In August 1909 a notice appeared in the Irish Times announcing a forthcoming ‘important and interesting sale’ of the contents of Killincarrick House. The catalogue of the sale, which began on 21 September, announced that Mr and Mrs Le Blond were about to take up residence in England, and went on to list ‘a very large assortment of valuable furniture, outdoor effects etc.’ They included the folding camera ‘with which Mrs Le Blond took her world-famous Alpine views … sundry photographic apparatus’ and a number of the views themselves.  In 1928 Lizzie recorded that Killincarrick House ‘in these changed times … is an hotel and its name has been changed to Clydagh’ and that Greystones itself     Is now well known as perhaps the chief of the quieter seaside resorts in the Free State, and … close to some of the most beautiful scenery of Co Wicklow and indeed of Ireland.[3]

 

Conclusion

Lizzie had twenty-five more years to live when she vacated Killincarrick House. During the following two decades she travelled widely in Europe, the Far East and America, worked as a nurse and as an administrator during WWI, pursued various charitable activities, published her memoirs and maintained her interest in female mountaineering through her involvement with the Ladies’ Alpine Club. Active almost to the end, she died on 27 July 1934, and was buried in Brompton cemetery in London.

Qualities noted by Lizzie’s contemporaries included her physical courage and sure judgement, as well as charm, quick sympathy, a talent for friendship and for hard work.

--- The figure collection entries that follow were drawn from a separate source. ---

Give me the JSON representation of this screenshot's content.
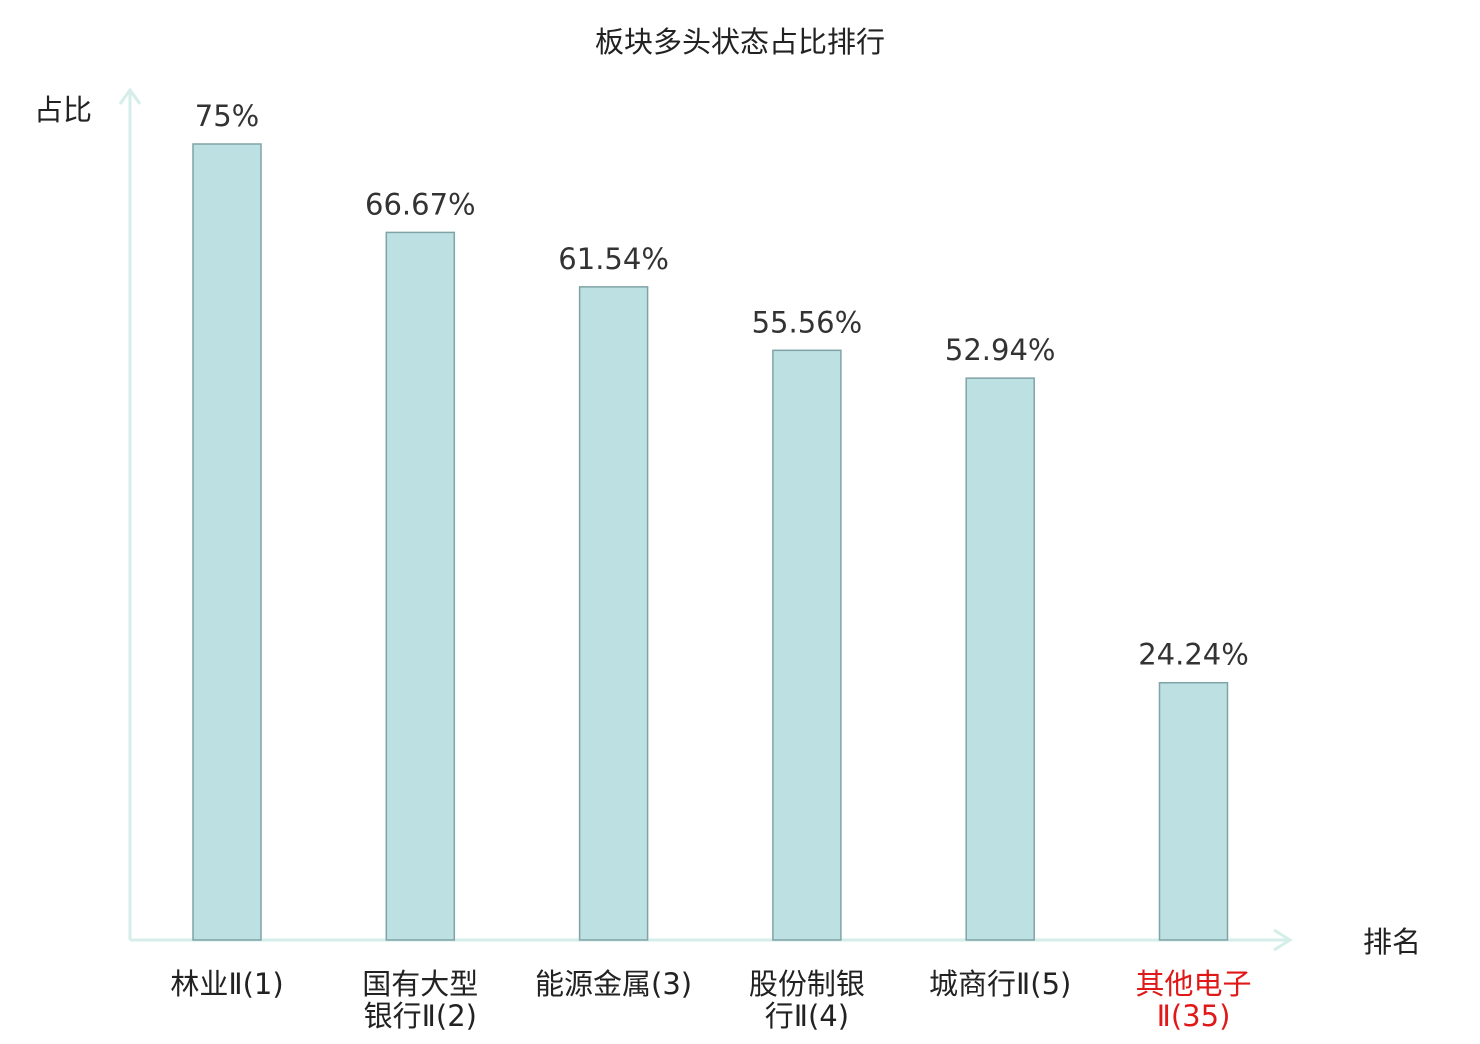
{
  "chart_data": {
    "type": "bar",
    "title": "板块多头状态占比排行",
    "ylabel": "占比",
    "xlabel": "排名",
    "categories": [
      {
        "label": [
          "林业Ⅱ(1)"
        ],
        "highlight": false
      },
      {
        "label": [
          "国有大型",
          "银行Ⅱ(2)"
        ],
        "highlight": false
      },
      {
        "label": [
          "能源金属(3)"
        ],
        "highlight": false
      },
      {
        "label": [
          "股份制银",
          "行Ⅱ(4)"
        ],
        "highlight": false
      },
      {
        "label": [
          "城商行Ⅱ(5)"
        ],
        "highlight": false
      },
      {
        "label": [
          "其他电子",
          "Ⅱ(35)"
        ],
        "highlight": true
      }
    ],
    "values": [
      75,
      66.67,
      61.54,
      55.56,
      52.94,
      24.24
    ],
    "value_labels": [
      "75%",
      "66.67%",
      "61.54%",
      "55.56%",
      "52.94%",
      "24.24%"
    ],
    "ylim": [
      0,
      80
    ],
    "grid": false,
    "colors": {
      "bar_fill": "#bde0e3",
      "bar_stroke": "#7fa3a6",
      "axis": "#d5eeea",
      "text": "#333333",
      "highlight_text": "#e01818"
    }
  }
}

Two peaks bear her name, and she has been described as One of a small group of adventurous spirits … who did so much to pave the way for women climbers of a later day, by bearing the brunt of, and calmly ignoring,   the criticisms heaped upon them for indulging in so ‘unwomanly’ a sport.[4]

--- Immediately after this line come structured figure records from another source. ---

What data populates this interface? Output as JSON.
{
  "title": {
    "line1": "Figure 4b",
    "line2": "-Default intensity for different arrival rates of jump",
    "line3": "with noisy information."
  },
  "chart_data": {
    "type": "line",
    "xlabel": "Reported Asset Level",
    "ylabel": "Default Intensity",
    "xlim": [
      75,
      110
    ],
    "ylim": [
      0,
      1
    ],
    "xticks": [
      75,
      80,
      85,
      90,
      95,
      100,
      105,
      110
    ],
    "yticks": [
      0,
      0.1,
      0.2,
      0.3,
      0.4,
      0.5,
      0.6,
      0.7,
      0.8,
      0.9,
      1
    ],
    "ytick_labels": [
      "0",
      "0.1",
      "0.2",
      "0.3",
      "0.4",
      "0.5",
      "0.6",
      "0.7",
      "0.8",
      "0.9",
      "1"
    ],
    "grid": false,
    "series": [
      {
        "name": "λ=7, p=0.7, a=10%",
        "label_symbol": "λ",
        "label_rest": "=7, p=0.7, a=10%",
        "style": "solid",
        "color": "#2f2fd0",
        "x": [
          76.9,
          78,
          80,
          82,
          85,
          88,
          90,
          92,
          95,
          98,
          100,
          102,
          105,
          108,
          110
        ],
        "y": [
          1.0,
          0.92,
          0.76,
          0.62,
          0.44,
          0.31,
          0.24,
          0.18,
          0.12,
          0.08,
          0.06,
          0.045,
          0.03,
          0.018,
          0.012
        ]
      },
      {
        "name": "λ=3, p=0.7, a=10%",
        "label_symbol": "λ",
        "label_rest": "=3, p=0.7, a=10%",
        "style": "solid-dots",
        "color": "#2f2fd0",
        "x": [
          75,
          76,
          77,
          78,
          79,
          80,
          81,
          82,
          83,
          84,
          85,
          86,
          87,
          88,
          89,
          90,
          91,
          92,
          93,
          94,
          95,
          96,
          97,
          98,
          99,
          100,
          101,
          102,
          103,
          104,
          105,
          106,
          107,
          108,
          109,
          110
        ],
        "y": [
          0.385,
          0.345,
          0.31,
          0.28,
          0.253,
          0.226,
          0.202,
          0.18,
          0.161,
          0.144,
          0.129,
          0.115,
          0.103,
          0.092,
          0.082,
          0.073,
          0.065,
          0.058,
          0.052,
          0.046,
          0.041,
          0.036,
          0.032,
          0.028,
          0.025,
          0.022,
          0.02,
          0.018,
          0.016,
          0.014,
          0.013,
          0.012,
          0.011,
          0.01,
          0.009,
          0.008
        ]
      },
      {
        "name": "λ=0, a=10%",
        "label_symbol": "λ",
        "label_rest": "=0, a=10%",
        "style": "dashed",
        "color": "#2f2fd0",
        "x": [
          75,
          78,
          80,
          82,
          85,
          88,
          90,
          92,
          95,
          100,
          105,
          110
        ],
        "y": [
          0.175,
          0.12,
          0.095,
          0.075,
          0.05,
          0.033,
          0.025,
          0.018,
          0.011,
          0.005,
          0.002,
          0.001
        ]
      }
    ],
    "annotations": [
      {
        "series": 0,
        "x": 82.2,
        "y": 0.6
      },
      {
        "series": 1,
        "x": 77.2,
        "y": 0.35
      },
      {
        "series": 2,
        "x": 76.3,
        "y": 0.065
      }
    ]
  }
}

The housing development which she promoted changed the face of Greystones and provided it with a uniquely attractive architectural heritage, while her photographs are recognised both for their aesthetic merit and as a source of information on early winter sports activity, on Alpine tourism and on environmental change. The record which she left, in words and pictures, is a reminder of an enterprising and gifted individual, who defied the conventions of class and gender to shape for herself a life of action, challenge and achievement, filled, as she wrote herself, with ‘interesting people … places … [and] events, and never knowing what it meant to be bored.’


[1] Mrs Aubrey Le Blond, Day in, day out, 23.

[2] Wicklow People , 22 June 1889.

[3] Day in, day out, 98.

[4] Rebecca A Brown, Women on high: pioneers of mountaineering, 94.

Comments about this page

  • Dear Rosemary, I am writing a book on the History of London’s Clubland and have included a section on Mrs Aubrey Le Blond (Lizzie Le Blond) as the founder of the Ladies’ Alpine Club. I am looking to source an image of Lizzie in Alpine kit to accompany my text. Can we talk about this?  Many thanks, Stephen Hoare  

    By Stephen Hoare (16/01/2019)
  • Hi Stephen,

    I’d be happy to talk to you – please contact me at rraughter@eircom.net

    BTW not sure if you’re familiar with my article on Lizzie’s involvement with the LAC – it’s in the Journal of the Irish Mountaineering and Exploration Historical Society, vol 4, 2015, pp 6-16. 

    By Rosemary Raughter (16/01/2019)
  • A wonderful article of this amazing person….well done.